Le régime de l’immatriculation a été implanté par le pouvoir colonial depuis 1906. Il a fait l’objet d’une réglementation qui s’est appuyée d’abord sur le décret du 24 Juillet 1906 portant organisation de la propriété foncière en AOF et puis sur le décret du 26 Juillet 1932 portant sur l’organisation de la propriété foncière en AOF qui est resté en vigueur jusqu’en 2011.
Les terres relevant du domaine national sont des terres non immatriculées (TNI). Elles occupent aujourd’hui 80 à 90% des terres. Leur superficie est en général neuf fois plus étendue que celle des terres immatriculées. Elles recouvrent majoritairement les terres rurales quand le régime de l’immatriculation s’applique fondamentalement aux terres des villes.
Le régime de l’immatriculation reconnait le droit de propriété pleine et entière sur la terre alors que celui du domaine national l’exclut formellement. Et quand le régime de l’immatriculation est régi par l’organisation, la transparence, la publicité et la garantie des droits acquis sur les terres, celui du domaine national se caractérise par l’opacité et le chaos qui sont à l’origine des 99% des litiges fonciers qui envahissent notre quotidien. Le régime du domaine national ne réserve aux paysans que la seule affectation, doublée d’une interdiction absolue de transaction, les excluant ainsi de l’accès à la propriété terrienne. Il constitue ainsi un frein réel au développement et à la modernisation de la campagne, le principal obstacle aux changements souhaités et attendus en milieu rural.

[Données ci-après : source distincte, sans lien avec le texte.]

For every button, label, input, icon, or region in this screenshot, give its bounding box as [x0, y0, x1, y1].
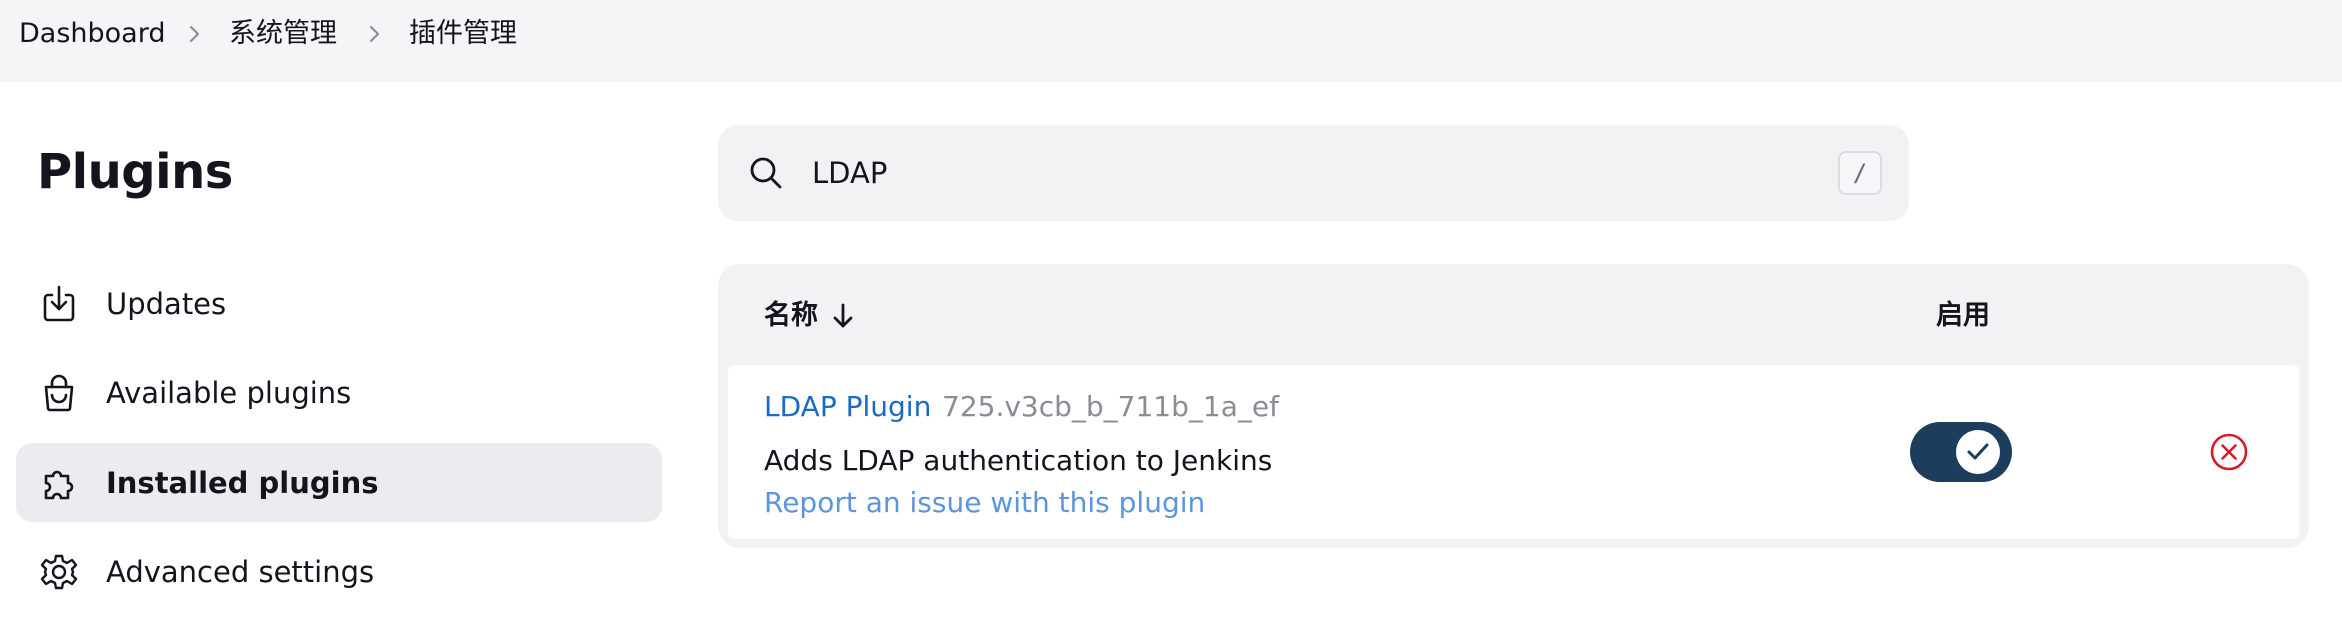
chevron-right-icon — [370, 26, 379, 42]
plugin-enabled-toggle[interactable] — [1910, 422, 2012, 482]
plugin-name-link[interactable]: LDAP Plugin — [764, 385, 931, 429]
search-icon — [750, 157, 782, 189]
breadcrumb-system-management[interactable]: 系统管理 — [229, 14, 337, 54]
sidebar-item-updates[interactable]: Updates — [16, 264, 662, 343]
plugin-search-box: / — [718, 125, 1909, 221]
breadcrumb-dashboard[interactable]: Dashboard — [19, 14, 165, 54]
column-header-enabled: 启用 — [1936, 300, 1990, 331]
search-input[interactable] — [812, 151, 1712, 195]
sidebar-item-label: Updates — [106, 287, 227, 321]
gear-icon — [40, 554, 78, 590]
shopping-bag-icon — [44, 374, 74, 412]
column-header-name[interactable]: 名称 — [764, 296, 818, 336]
installed-plugins-table: 名称 启用 LDAP Plugin 725.v3cb_b_711b_1a_ef … — [718, 264, 2309, 548]
chevron-right-icon — [190, 26, 199, 42]
sidebar-item-available-plugins[interactable]: Available plugins — [16, 353, 662, 432]
report-issue-link[interactable]: Report an issue with this plugin — [764, 481, 1205, 525]
uninstall-x-circle-icon[interactable] — [2209, 432, 2249, 472]
table-row: LDAP Plugin 725.v3cb_b_711b_1a_ef Adds L… — [728, 365, 2299, 539]
sidebar-item-advanced-settings[interactable]: Advanced settings — [16, 532, 662, 611]
arrow-down-icon[interactable] — [830, 302, 856, 330]
sidebar-item-installed-plugins[interactable]: Installed plugins — [16, 443, 662, 522]
download-icon — [43, 285, 75, 322]
sidebar-item-label: Installed plugins — [106, 466, 379, 500]
keyboard-shortcut-hint: / — [1838, 151, 1882, 195]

Il est à la base de tous nos « maux » fonciers.
Il s’y ajoute le fait majeur que les terres rurales dépendantes du domaine national, héritières des terres du régime coutumier ancestral, continuent de subir les méfaits des deux tares congénitales fondamentales de ces derrières que sont, d’une part, l’absence de délimitation physique sur le terrain, et, d’autre part, l’inexistence de transcription écrite pouvant garantir un suivi adéquat de la transmission des droits aux ayants droits.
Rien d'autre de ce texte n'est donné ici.